Opinion A short circuit
Passage of the Finance Bill raises important questions of parliamentary oversight and accountability.
			
Several regulators have flagged concerns, including conflict of interest, in what they term as the “tangential route” taken by the government to merge eight tribunals and the changing of rules for appointments, carried out through amendments to the Finance Bill 2017, approved by Parliament last week. It is not just quasi regulators that are worried. The government brought about 40 amendments this time, many related to several other laws, in a money bill which intrinsically deals with taxation and its regulation, government spending, borrowings and the use of funds under the Consolidated Fund of India. The scale of amendments to a Finance Bill is unprecedented. It raises questions of parliamentary scrutiny and debate on laws, besides the short-circuiting of established procedures.

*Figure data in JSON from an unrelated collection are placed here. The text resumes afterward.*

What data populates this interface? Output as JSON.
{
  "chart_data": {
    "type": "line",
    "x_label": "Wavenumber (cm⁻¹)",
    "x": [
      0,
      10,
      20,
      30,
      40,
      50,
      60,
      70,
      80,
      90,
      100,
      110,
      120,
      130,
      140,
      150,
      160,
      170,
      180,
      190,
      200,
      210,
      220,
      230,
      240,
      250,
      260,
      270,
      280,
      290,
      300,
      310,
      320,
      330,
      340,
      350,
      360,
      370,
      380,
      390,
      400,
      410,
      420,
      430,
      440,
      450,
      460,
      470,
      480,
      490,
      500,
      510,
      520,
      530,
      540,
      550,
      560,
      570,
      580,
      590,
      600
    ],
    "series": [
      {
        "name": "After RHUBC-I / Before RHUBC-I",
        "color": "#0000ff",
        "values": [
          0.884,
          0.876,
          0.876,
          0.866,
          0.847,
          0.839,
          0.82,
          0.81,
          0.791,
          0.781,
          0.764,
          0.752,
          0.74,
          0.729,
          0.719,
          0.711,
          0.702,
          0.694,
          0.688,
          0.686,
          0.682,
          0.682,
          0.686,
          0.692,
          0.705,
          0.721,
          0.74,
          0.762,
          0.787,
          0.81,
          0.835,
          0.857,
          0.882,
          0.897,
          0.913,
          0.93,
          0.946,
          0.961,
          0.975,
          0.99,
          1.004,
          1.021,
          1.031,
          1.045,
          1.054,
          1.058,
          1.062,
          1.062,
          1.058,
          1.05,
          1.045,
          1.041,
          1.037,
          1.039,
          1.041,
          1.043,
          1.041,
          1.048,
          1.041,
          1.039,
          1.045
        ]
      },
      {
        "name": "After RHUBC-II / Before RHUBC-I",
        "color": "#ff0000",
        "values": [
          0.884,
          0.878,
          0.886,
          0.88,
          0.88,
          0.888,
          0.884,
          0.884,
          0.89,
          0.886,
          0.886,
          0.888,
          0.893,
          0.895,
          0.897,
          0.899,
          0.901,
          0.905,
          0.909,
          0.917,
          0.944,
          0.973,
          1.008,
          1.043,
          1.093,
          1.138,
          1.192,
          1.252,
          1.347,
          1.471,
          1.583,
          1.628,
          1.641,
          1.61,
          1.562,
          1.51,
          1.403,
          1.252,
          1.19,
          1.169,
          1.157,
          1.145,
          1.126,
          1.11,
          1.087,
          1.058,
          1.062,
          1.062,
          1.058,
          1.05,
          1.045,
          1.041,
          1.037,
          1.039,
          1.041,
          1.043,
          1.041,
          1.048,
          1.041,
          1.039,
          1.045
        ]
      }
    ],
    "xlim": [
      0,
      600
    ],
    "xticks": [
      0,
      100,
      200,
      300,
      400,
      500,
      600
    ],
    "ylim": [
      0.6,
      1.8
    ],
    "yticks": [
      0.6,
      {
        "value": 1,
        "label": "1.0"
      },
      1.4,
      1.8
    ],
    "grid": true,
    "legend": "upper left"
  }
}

The government may have been prompted by the fact that it doesn’t have the required numbers in the Rajya Sabha. By bunching together amendments to other laws — which propose to make Aadhaar cards mandatory for filing income tax returns, remove the cap of 7.5 per cent of the average net profits in the past three financial years for corporates to donate to political parties keeping the names of political parties confidential, give greater powers to tax officials and merge tribunals — the government has obviated the need to secure the approval of the Upper House, which cannot reject a money bill. Such recourse to a non-transparent way of law-making poses the danger of little or limited oversight by Parliament of important legislation. But it is not just that debate has been short-circuited on amendments to laws not related to finance. The government’s way also raises issues of accountability.
What is most worrying is what this says about the government’s approach to crucial legislation. In an earlier instance, too, it had attempted to surmount resistance, including from the RBI, by incorporating provisions in the Finance Bill, which effectively led to changes to other laws, thus opening the door for governments in the future to take a similar route that undermines accountability. It may well be tempting for a government now in its third year and bolstered by the recent electoral success in India’s most populous state to attempt reform by stealth, citing technicalities. But the flip side to that is not just poor oversight but also the danger of shoddy law-making. What should also be a worry is the growing disengagement of many of India’s law-makers with the budget process and key legislation. That leaves only the prospect of a judicial challenge, if at all, to the new approach to law-making. On Wednesday, Veerappa Moily, a former law minister, suggested that members of the Rajya Sabha should quit if they had “some pride left” considering that the Upper House has little role in law-making now. The exhortation was extreme but the indignation resonates.